Embrace of the Serpent

Scott Wallace
20th Jul 2016

The feverish, hallucinatory Embrace of the Serpent is the latest from Colombian director Ciro Guerra, and a major breakthrough for the filmmaker, having been nominated for the Best Foreign Language Film award at the 2016 Oscars. It belongs to a long lineage of surreal and strikingly composed adventure films, but Embrace of the Serpent is filled with a venomous anger aimed at the machinations and long-lasting effects of colonialism.

The Amazon rainforest, and its mighty river, are Guerra's muse throughout. Captured in stunning black-and-white images by cinematographer David Gallego, the jungle has as much presence on-screen as any character. Embrace of the Serpent was filmed on location, and the heat and humidity, as well as the endless rustling and crying of the setting are acutely felt and heard. Composer Nascuy Linares' menacing score also creates a powerfully unsettling ambience.

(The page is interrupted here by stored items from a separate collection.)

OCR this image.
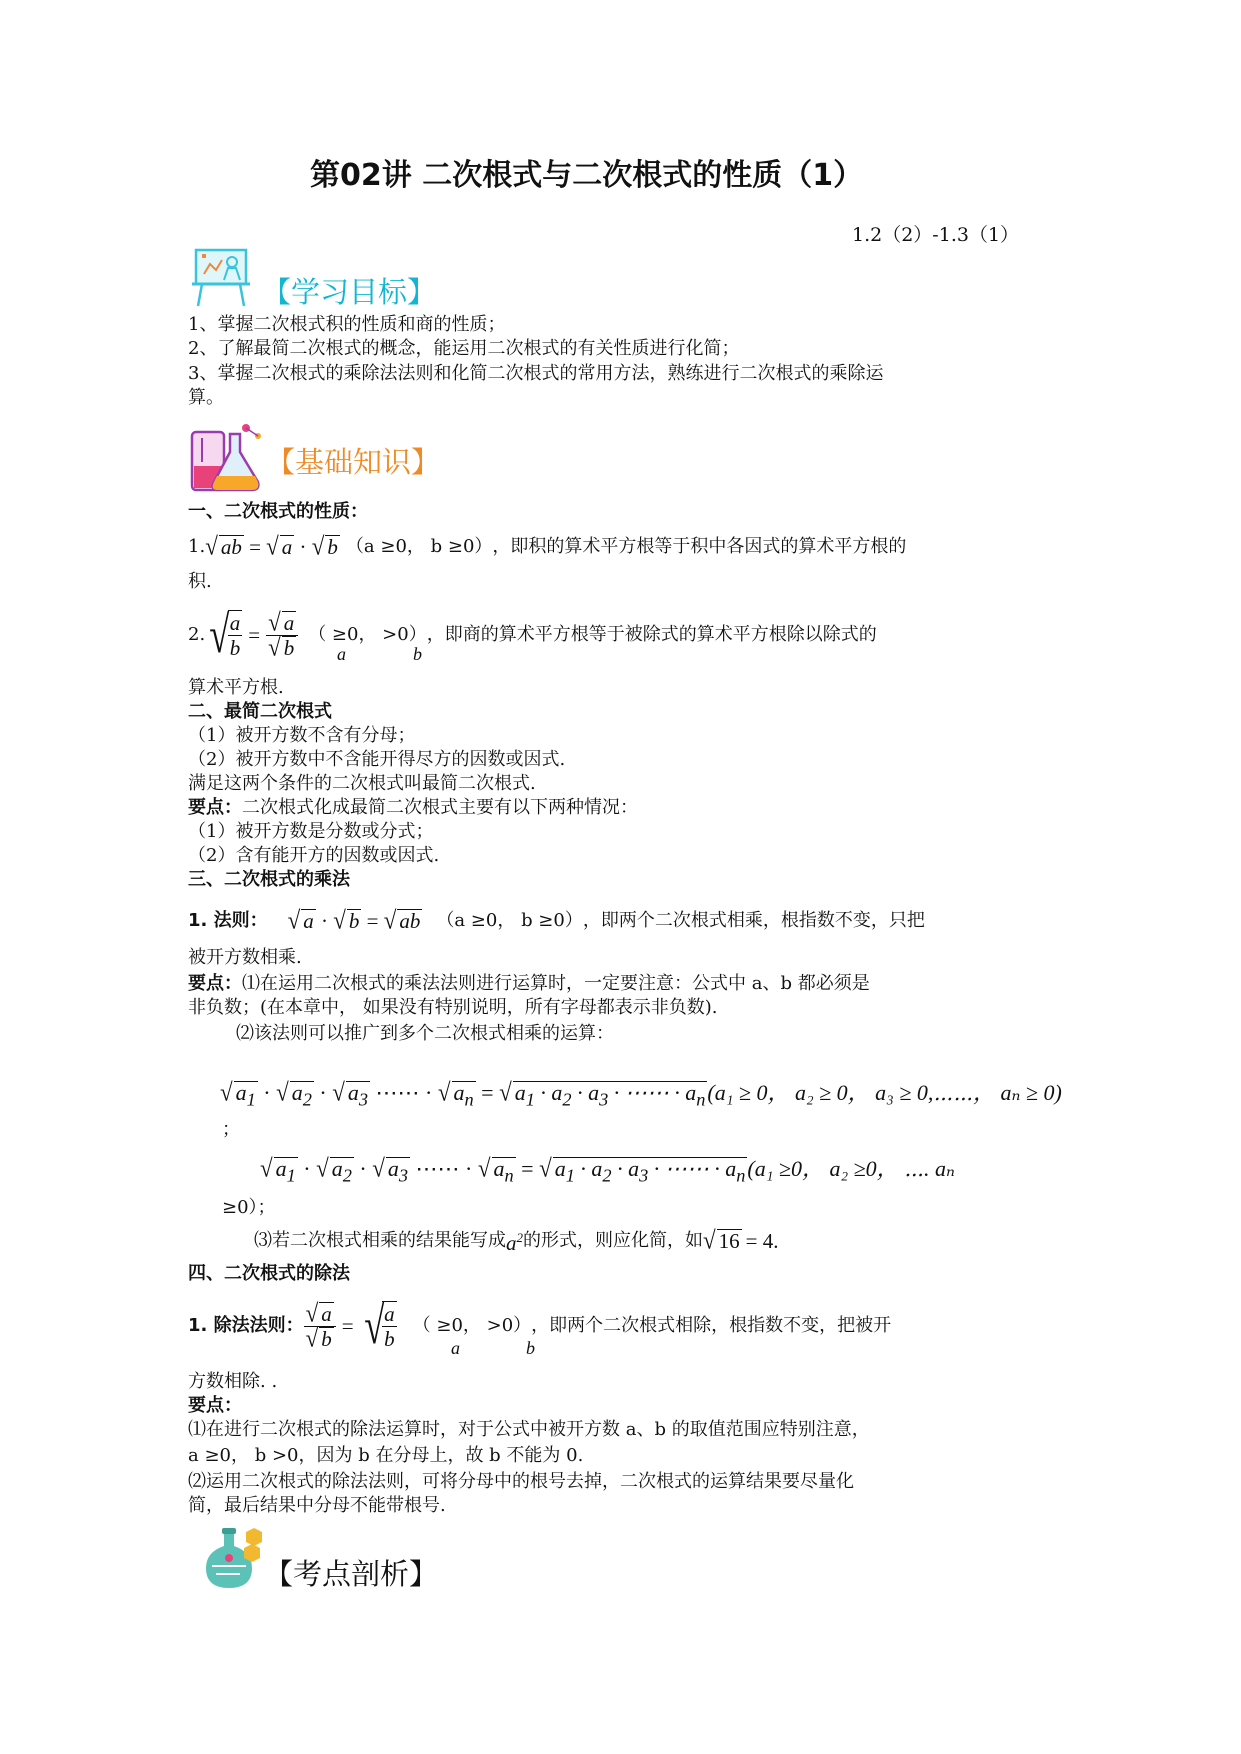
第02讲 二次根式与二次根式的性质（1）
1.2（2）-1.3（1）
【学习目标】
1、掌握二次根式积的性质和商的性质；
2、了解最简二次根式的概念，能运用二次根式的有关性质进行化简；
3、掌握二次根式的乘除法法则和化简二次根式的常用方法，熟练进行二次根式的乘除运
算。
【基础知识】
一、二次根式的性质：
1. √ ab = √ a · √ b （a ≥0， b ≥0） ，即积的算术平方根等于积中各因式的算术平方根的
积.
2. √
$\frac{a}{b} = \frac{√ a}{√ b}$ （ ≥0， >0） ，即商的算术平方根等于被除式的算术平方根除以除式的
a	b
算术平方根.
二、最简二次根式
（1）被开方数不含有分母；
（2）被开方数中不含能开得尽方的因数或因式.
满足这两个条件的二次根式叫最简二次根式.
要点：二次根式化成最简二次根式主要有以下两种情况：
（1）被开方数是分数或分式；
（2）含有能开方的因数或因式.
三、二次根式的乘法
1. 法则： √ a · √ b = √ ab （a ≥0， b ≥0） ，即两个二次根式相乘，根指数不变，只把
被开方数相乘.
要点：⑴在运用二次根式的乘法法则进行运算时，一定要注意：公式中 a、b 都必须是
非负数；(在本章中， 如果没有特别说明，所有字母都表示非负数).
⑵该法则可以推广到多个二次根式相乘的运算：
√ $a_1$ · √ $a_2$ · √ $a_3$ ⋯⋯ · √ $a_n$ = √ $a_1 \cdot a_2 \cdot a_3$ · ⋯⋯ · $a_n(a_1 \ge 0$， a₂ ≥ 0， a₃ ≥ 0,⋯⋯， aₙ ≥ 0)
；
√ $a_1$ · √ $a_2$ · √ $a_3$ ⋯⋯ · √ $a_n$ = √ $a_1 \cdot a_2 \cdot a_3$ · ⋯⋯ · $a_n(a_1 \ge 0$， a₂ ≥0， ⋯. aₙ
≥0）；
⑶若二次根式相乘的结果能写成 $a^2$ 的形式，则应化简，如 √ 16 = 4.
四、二次根式的除法
1. 除法法则： $\frac{√ a}{√ b}$ = √
$\frac{a}{b}$ （ ≥0， >0） ，即两个二次根式相除，根指数不变，把被开
a	b
方数相除. .
要点：
⑴在进行二次根式的除法运算时，对于公式中被开方数 a、b 的取值范围应特别注意，
a ≥0， b >0，因为 b 在分母上，故 b 不能为 0.
⑵运用二次根式的除法法则，可将分母中的根号去掉，二次根式的运算结果要尽量化
简，最后结果中分母不能带根号.
【考点剖析】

There are two separate story threads developed side-by-side, both of them set in the same place and sharing the character Karamakate, but set around forty years apart from one another. In 1909, Karamakate, (Nilbio Torres) believing he is the last of his people, aids the desperately sick Theo (Jan Bijvoet) and his companion Manduca (Yauenkü Migue) to find a rare herbal cure in exchange for being reunited with his kin. In the 1940s, Karamakate (now played by Antonio Bolívar), much changed by his earlier journey, goes on a very similar exhibition with the reserved and enigmatic Evan (Brionne Davis).

The simple story is layered with meaning and urgency. Immediately, the strong and ongoing racial tensions between the natives and the white men who enslaved them in order to grow rich off farming rubber are established. The film examines the way in which cultural traditions are eroded and eventually lost completely in the face of colonisation, evoked most directly by the distinct loneliness of the combative Karamakate.

As the film's central characters journey deeper into the jungle, they encounter things that are increasingly sickening and disturbing, haunted by a dark prophecy that Theo believes is on his tail. The film builds beautifully to a shocking climax that presents a ghastly mutant combination of the region's traditional culture and the half-implanted Christianity of colonial influence.

The film could have been a sorrowful elegy to a tumultuous and grisly time in South American history, but it is instead presented with an enthralling bitterness. It's ostensibly a retelling of a true story - that of ethnologist and explorer Theodor Koch-Grunberg and biologist Richard Evans Schultes - but it is constructed in such a way that it almost feels like a parody of adventure films.

Embrace of the Serpent builds claustrophobia and dis-ease to the point where being caught up in its dark narrative is almost like the grip of the titular serpent. There is a beautiful pay-off at its end, though, with the simple spirituality of Karamakate transcending time and space to end the film on a beautiful and revelatory note. Many comparisons have been thrown around between this film and others, but none can aptly describe the experience of seeing it.

Embrace of the Serpent opens in cinemas on Thursday July 28th. There will be special advance screenings at Palace Cinemas from Friday July 22nd.